# Ladybird



## gab9

Hello,

I know my question isn't so smart but why did they choose the following word for Ladybird or Ladybug, I mean it's obvious there should be a reason with the Torah if yes, I'd like to know.

פָּרַת מֹשֶׁה רַבֵּנוּ : ladybird


----------



## Haskol

To the best of my knowledge it comes from Yiddish. In Yiddish the animal was called that or the little Mashiach, simply naming it after Jewish religious figures that begin with an "m". This is because in European languages it is generally associated with the virgin Mary (Ladybird being short for Our Lady's bird), whose name also starts with "m".


----------



## arbelyoni

The Hebrew name is indeed a loan translation from Yiddish ("משה רבנוס קיעלע", little cow of Moshe Rabenu), which for itslef is a Judaized version of other names in Europe for the bug that bear religious associations.
The Hebrew term was probably coined in 1868 by Mendele Mokher Seforim.

Read more here and here.


----------



## MuttQuad

Here's another idea of the English names' etymology, per my dictionary: [Probably from its seven spots being considered a symbol of the seven sorrows of the Virgin Mary.]

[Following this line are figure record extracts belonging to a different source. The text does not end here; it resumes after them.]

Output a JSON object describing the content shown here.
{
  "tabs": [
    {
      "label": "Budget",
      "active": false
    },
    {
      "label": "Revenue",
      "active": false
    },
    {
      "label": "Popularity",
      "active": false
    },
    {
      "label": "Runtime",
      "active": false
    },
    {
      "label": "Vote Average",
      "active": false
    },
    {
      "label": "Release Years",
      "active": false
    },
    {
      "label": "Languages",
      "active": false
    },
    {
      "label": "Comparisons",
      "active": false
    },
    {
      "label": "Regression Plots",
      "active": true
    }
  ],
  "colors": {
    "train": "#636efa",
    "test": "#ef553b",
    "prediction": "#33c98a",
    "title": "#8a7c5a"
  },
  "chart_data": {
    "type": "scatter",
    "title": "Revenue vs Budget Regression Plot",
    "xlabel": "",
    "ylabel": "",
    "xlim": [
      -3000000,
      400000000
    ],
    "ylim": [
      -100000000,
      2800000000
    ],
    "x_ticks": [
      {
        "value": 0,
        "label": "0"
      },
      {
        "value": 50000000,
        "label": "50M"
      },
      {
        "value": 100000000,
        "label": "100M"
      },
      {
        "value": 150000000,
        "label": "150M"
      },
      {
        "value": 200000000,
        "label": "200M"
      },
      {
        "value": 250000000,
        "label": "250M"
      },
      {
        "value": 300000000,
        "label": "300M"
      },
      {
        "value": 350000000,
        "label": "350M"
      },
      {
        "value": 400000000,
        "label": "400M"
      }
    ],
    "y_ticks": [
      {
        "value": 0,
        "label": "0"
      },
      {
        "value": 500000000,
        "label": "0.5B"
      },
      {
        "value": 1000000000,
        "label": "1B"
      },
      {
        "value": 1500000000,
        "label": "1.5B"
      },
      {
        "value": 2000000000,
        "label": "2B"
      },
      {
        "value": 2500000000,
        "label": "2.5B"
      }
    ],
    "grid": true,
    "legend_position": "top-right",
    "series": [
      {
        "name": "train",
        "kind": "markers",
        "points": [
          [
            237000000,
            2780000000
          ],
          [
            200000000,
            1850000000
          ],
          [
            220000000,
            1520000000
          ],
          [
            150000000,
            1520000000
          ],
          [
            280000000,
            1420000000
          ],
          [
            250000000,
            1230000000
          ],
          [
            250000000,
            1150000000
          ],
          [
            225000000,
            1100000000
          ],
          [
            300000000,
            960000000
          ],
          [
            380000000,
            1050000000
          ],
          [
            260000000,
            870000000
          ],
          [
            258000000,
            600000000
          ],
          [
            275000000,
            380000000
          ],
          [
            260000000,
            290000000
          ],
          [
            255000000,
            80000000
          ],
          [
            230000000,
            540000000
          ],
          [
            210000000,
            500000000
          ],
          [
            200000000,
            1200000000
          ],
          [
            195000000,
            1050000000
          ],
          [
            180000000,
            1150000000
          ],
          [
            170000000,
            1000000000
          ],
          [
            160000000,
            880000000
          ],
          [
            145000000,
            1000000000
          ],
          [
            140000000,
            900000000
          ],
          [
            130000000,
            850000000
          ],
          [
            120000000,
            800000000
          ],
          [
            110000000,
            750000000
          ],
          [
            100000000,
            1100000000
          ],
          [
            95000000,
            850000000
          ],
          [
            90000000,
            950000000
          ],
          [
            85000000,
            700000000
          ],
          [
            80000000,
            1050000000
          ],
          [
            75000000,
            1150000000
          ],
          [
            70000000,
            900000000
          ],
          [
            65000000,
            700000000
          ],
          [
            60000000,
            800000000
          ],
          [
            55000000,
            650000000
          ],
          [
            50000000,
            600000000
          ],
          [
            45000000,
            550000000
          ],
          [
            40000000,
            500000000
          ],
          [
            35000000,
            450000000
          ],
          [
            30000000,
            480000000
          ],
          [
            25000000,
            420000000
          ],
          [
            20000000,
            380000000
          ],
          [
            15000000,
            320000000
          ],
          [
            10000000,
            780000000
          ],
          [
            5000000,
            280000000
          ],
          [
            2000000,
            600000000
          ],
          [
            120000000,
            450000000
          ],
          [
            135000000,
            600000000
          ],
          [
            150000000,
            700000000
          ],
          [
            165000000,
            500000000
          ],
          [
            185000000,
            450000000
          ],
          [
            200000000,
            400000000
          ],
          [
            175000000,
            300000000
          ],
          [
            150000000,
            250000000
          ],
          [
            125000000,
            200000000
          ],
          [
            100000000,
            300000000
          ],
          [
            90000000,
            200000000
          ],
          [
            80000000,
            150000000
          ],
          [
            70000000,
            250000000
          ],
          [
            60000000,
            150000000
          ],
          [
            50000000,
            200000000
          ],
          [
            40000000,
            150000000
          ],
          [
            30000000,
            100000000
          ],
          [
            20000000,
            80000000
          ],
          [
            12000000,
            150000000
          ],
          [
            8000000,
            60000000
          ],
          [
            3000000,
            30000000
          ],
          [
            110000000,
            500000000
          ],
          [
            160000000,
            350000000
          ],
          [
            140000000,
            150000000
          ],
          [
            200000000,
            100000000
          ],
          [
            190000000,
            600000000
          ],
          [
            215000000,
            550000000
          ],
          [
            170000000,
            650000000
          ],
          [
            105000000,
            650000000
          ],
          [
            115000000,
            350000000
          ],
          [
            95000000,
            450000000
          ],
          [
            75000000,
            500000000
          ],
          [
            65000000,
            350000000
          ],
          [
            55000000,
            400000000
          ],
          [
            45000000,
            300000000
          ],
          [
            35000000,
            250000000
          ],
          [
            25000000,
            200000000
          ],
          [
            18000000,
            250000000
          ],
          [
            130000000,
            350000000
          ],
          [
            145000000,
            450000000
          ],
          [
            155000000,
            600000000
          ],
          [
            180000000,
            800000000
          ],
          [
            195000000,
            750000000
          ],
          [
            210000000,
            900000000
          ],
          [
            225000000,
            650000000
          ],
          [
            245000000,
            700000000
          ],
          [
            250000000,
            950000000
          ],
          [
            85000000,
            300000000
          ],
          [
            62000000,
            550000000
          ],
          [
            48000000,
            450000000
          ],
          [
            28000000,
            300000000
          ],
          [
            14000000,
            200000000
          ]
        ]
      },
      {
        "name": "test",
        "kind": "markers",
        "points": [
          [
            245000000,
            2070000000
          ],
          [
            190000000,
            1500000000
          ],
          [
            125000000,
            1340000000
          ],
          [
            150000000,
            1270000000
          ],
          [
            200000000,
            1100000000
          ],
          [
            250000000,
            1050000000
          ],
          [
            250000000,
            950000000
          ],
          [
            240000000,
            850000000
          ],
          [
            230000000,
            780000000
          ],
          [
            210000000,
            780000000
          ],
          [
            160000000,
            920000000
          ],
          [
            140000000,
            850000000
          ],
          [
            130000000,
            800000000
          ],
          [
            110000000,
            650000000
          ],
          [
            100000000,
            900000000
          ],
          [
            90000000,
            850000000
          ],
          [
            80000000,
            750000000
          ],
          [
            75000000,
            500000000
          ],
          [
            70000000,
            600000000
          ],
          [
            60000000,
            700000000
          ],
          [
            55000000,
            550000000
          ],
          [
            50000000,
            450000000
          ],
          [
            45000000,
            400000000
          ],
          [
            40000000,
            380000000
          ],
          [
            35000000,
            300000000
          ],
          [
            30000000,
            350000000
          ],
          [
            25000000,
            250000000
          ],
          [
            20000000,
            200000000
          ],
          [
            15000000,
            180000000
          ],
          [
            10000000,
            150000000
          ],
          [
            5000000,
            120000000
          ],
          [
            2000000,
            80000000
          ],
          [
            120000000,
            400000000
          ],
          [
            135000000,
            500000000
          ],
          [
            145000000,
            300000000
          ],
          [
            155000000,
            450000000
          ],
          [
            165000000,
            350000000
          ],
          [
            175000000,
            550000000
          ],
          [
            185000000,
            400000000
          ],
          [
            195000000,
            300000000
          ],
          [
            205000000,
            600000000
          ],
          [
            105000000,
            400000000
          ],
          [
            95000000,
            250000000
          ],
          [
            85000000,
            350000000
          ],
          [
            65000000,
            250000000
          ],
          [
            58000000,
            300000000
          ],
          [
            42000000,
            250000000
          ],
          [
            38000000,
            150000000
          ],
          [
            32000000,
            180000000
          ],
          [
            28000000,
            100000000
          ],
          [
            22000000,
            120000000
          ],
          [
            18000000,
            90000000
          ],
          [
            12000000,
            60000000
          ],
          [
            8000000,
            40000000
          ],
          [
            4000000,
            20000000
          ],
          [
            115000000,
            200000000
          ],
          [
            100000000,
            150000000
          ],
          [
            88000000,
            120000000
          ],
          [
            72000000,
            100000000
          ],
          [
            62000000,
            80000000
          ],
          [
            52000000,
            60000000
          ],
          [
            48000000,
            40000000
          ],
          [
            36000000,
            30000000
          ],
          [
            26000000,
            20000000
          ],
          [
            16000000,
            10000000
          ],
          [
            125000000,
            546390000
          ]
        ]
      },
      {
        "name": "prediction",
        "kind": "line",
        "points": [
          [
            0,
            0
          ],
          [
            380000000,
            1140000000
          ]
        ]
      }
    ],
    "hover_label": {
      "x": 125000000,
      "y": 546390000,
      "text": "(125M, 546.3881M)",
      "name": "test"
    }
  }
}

It's also known, in English, as a lady beetle.


----------



## origumi

MuttQuad said:


> [Probably from its seven spots being considered a symbol of the seven sorrows of the Virgin Mary.]


Those "7" names are funny because coccinella septempunctata (מושית השבע, ארגמנית שבע הנקודות) has 8 spots


----------



## Drink

origumi said:


> Those "7" names are funny because coccinella septempunctata (מושית השבע, ארגמנית שבע הנקודות) has 8 spots



Umm... I only see seven: http://www.zin.ru/animalia/coleoptera/images/h_800/coccinella_septempunctata_b.jpg
Also see Wikipedia: https://en.wikipedia.org/wiki/Coccinella_septempunctata


----------



## origumi

Drink said:


> Umm... I only see seven


But in the Hebrew Wikipedia:

למושית השבע שני זוגות כנפיים עדינות שצבען אדום, והן מנוקדות ב*שמונה* נקודות שחורות, ארבע על כל כנף.


----------



## Drink

origumi said:


> But in the Hebrew Wikipedia:
> 
> למושית השבע שני זוגות כנפיים עדינות שצבען אדום, והן מנוקדות ב*שמונה* נקודות שחורות, ארבע על כל כנף.



It must be a mistake, unless you count the one spot in the middle as two spots because it is divided by the wings.


----------



## origumi

Drink said:


> It must be a mistake, unless you count the one spot in the middle as two spots because it is divided by the wings.


Exactly, there are 8 spots that look like 7.


----------



## Drink

origumi said:


> Exactly, there are 8 spots that look like 7.



I would still consider it one spot.


----------